Stocks Lose Ground to Start Q4 - InvestingChannel

Stocks Lose Ground to Start Q4

Canada’s resource-heavy main stock index slipped at the open on Monday as materials shares fell, dragged down by precious metal prices, while data showed contraction in Canada’s factory activity deepened in September.

The TSX Composite stubbed its toes out of the gate, losing 43.25 points in the first hour to 19,498.02.

The Canadian dollar skidded 0.32 cents at 73.34 cents U.S.

Laurentian Bank named insider Eric Provost as CEO, weeks after announcing it would simplify its organizational structure after it failed to find a buyer during a strategic review. Laurentian shares dropped 83 cents, or 2.7%, to $29.44.

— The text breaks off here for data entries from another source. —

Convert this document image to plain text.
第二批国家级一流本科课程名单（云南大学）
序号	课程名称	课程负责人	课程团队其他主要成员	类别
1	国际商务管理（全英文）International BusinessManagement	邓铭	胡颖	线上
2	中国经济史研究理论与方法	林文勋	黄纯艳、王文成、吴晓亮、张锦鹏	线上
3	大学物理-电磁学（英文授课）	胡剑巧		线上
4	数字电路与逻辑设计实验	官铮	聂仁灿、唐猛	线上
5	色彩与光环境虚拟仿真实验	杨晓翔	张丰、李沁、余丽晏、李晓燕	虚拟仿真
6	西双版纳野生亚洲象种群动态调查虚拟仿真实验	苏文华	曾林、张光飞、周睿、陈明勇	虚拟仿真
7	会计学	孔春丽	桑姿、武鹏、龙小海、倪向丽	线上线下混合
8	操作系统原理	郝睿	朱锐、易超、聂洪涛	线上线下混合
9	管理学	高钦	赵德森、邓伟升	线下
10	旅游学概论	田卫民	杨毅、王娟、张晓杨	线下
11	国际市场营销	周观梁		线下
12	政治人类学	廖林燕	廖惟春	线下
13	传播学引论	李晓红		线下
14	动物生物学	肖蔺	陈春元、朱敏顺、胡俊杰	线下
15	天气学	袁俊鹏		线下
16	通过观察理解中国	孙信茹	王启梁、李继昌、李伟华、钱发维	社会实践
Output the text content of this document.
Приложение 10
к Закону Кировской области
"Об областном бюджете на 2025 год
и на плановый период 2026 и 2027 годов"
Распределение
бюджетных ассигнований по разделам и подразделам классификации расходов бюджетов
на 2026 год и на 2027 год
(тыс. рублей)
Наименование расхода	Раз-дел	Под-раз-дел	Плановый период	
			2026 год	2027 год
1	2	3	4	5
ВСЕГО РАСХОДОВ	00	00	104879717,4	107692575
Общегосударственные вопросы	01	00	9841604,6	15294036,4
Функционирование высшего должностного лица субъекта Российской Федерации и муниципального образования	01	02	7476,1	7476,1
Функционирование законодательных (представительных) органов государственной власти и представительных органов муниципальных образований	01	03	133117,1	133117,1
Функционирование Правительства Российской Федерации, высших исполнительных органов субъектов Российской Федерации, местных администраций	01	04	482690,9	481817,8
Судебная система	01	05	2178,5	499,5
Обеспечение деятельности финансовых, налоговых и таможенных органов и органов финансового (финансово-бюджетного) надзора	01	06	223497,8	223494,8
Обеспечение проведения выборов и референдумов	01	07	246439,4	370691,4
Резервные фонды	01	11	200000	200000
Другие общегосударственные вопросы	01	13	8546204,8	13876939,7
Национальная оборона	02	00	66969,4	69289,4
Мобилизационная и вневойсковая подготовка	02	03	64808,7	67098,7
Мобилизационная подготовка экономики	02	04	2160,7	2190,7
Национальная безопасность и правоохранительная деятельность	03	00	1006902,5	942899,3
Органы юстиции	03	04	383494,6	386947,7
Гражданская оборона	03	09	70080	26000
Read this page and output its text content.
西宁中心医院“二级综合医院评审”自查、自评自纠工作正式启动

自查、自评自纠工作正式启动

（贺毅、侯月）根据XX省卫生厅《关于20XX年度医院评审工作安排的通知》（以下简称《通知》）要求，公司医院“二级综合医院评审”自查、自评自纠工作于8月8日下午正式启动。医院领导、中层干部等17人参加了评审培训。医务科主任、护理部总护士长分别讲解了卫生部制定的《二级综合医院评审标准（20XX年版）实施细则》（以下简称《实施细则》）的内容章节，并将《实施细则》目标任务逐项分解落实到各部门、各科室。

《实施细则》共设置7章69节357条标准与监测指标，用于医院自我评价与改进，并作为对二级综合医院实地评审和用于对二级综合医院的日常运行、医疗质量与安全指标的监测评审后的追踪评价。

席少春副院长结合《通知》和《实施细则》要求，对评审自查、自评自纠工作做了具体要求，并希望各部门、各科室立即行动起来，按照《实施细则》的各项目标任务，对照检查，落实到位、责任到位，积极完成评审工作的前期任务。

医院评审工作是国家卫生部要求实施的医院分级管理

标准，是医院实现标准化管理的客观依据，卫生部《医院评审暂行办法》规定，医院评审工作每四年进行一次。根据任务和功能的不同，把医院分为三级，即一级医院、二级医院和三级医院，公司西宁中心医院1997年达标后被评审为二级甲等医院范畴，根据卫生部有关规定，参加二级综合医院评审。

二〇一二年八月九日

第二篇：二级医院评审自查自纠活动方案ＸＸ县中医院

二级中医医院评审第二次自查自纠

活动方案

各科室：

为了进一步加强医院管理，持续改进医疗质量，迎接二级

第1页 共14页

On the economic slate, the Markit Canada Manufacturing PMI fell further below the crucial 50.0 no-change mark in September to 47.5, from 48.0 in August. It was the fifth successive month that a deterioration in operating conditions has been registered, and the latest PMI number was the lowest since May 2020.

ON BAYSTREET

The TSX Venture Exchange faded 2.51 points to 556.37.

Seven of the 12 TSX subgroups were lower, with gold down 1.6%, materials off 1.2%, and communications sliding 0.5%.

The five gainers were led by information technology, up 0.3%, consumer discretionary stocks, inching ahead 0.2%, and industrials, 0.1% better than breakeven.

ON WALLSTREET

Stocks were mostly flat Monday even after U.S. legislators were able to come to a short-term agreement that staved off a government shutdown.

The Dow Jones Industrials stayed in the red 110.03 points to begin the day, week and month at 33,397.47.

The S&P 500 index lost 4.65 points to 4,283.90.

The NASDAQ index gained 49.12 points to 13,268.44.

Shares of electric vehicle maker Tesla fell 1.5% after reporting a drop in total production and delivery volumes for the third quarter.

Cryptocurrency-related stocks such as Coinbase advanced 5.5%, and Marathon Digital gained 12.7%, as crypto prices rallied.

The communications services and technology sectors were the only positive industries in the broad market index. Communication services added 1%, while tech sector traded 0.8% higher.

The Senate passed a continuing resolution with just hours to spare before a midnight deadline Saturday, which was then signed by President Joe Biden into law. The bill keeps the government open through mid-November, an extended period that lawmakers can use to finalize funding legislation.

The initial reaction to the shutdown deal was positive with equity futures in the green for most of Sunday evening into Monday. But futures fell into the red before markets officially opened as investors turned their focus back to surging interest rates near 15-year highs.

Prices for the 10-year Treasury dipped, raising yields to 4.64% from Friday’s 4.58%. Treasury prices and yields move in opposite directions.

Oil prices sank 51 cents to $90.28 U.S. a barrel.

Gold prices faded $16.10 to $1,850.00.